In offering this rhetorical flourish, we do not mean to suggest that the charges alleged by the dissidents against the establishment regime in Kiryas Joel -- intimidation, violence and pressure -- are "as American as apple pie" or are acceptable in any form. These allegations are very serious and deserve careful attention. But they are not dispositive of the question of whether Kiryas Joel is a theocracy. Abuses of power can be committed by government officials regardless of whether their motivations are religious or secular. Whether the officials of Kiryas Joel have committed abuses of power is one question; whether their exercise of power is "theocratic" is another.
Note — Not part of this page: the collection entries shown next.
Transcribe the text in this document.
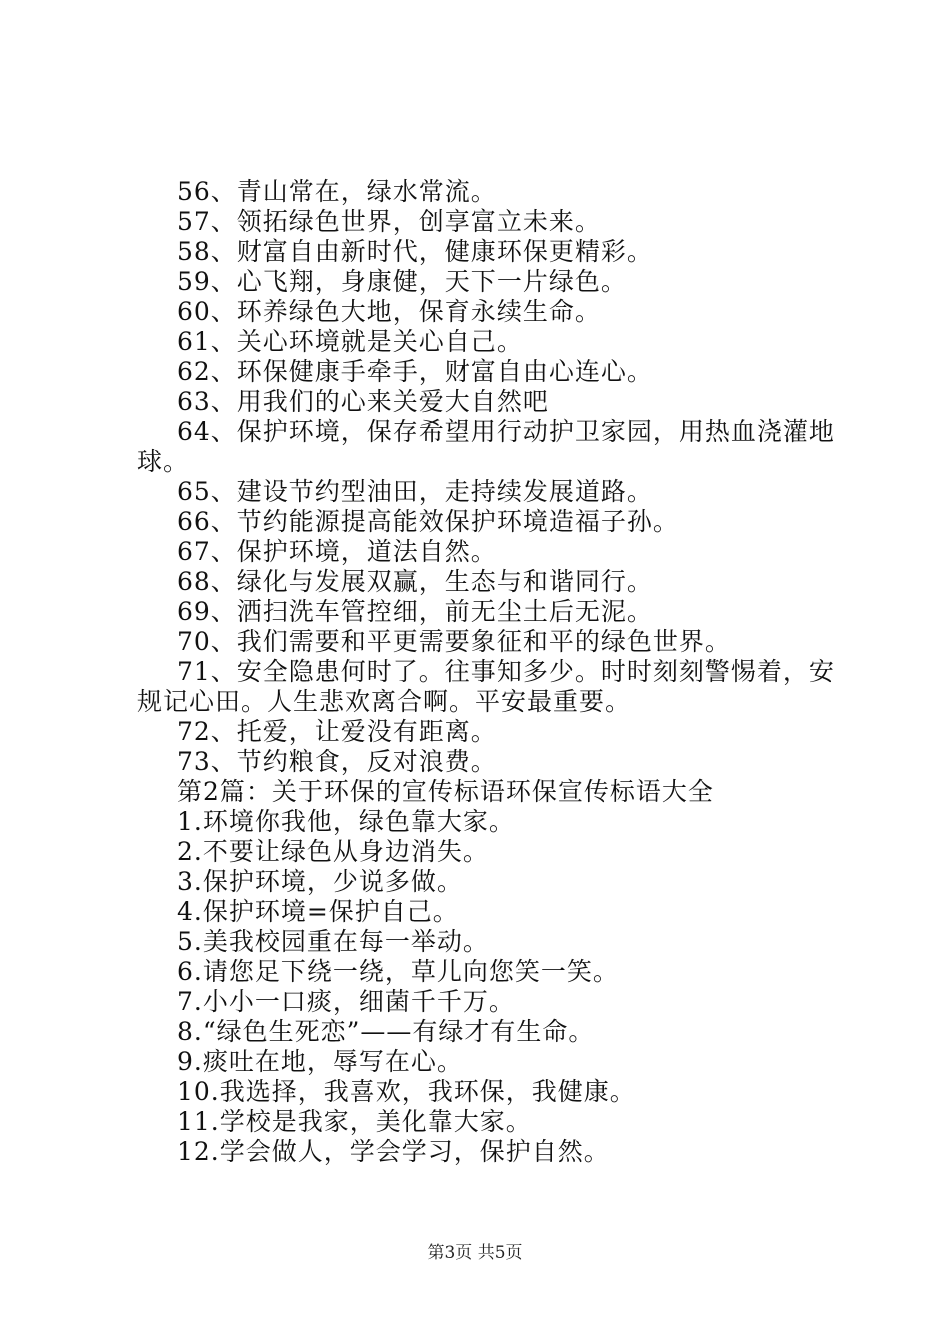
56、青山常在，绿水常流。
57、领拓绿色世界，创享富立未来。
58、财富自由新时代，健康环保更精彩。
59、心飞翔，身康健，天下一片绿色。
60、环养绿色大地，保育永续生命。
61、关心环境就是关心自己。
62、环保健康手牵手，财富自由心连心。
63、用我们的心来关爱大自然吧
64、保护环境，保存希望用行动护卫家园，用热血浇灌地球。
65、建设节约型油田，走持续发展道路。
66、节约能源提高能效保护环境造福子孙。
67、保护环境，道法自然。
68、绿化与发展双赢，生态与和谐同行。
69、洒扫洗车管控细，前无尘土后无泥。
70、我们需要和平更需要象征和平的绿色世界。
71、安全隐患何时了。往事知多少。时时刻刻警惕着，安规记心田。人生悲欢离合啊。平安最重要。
72、托爱，让爱没有距离。
73、节约粮食，反对浪费。
第2篇：关于环保的宣传标语环保宣传标语大全
1.环境你我他，绿色靠大家。
2.不要让绿色从身边消失。
3.保护环境，少说多做。
4.保护环境=保护自己。
5.美我校园重在每一举动。
6.请您足下绕一绕，草儿向您笑一笑。
7.小小一口痰，细菌千千万。
8.“绿色生死恋”——有绿才有生命。
9.痰吐在地，辱写在心。
10.我选择，我喜欢，我环保，我健康。
11.学校是我家，美化靠大家。
12.学会做人，学会学习，保护自然。
第3页 共5页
It is the latter question that engaged us in our initial post. What we maintained then and reiterate now is that the claim that Kiryas Joel is a theocracy and thus in violation of American law is more complicated than meets the eye. The very features of the community that are deemed by its critics to be disturbing (its self-segregation and its illiberal culture) and the mechanisms whereby the community has secured those features (primarily through the acquisition of private property and the exercise of private property rights) are not as abnormal as we might think. Ironically enough, they may well be typical in the long course of American history. We offer this assessment neither in praise nor in condemnation, but in the name of historical and legal elucidation.

David N. Myers is a professor and chair of the UCLA History Department. Nomi M. Stolzenberg is the Nathan and Lilly Shapell Professor at the USC Law School. They are writing a book on Kiryas Joel.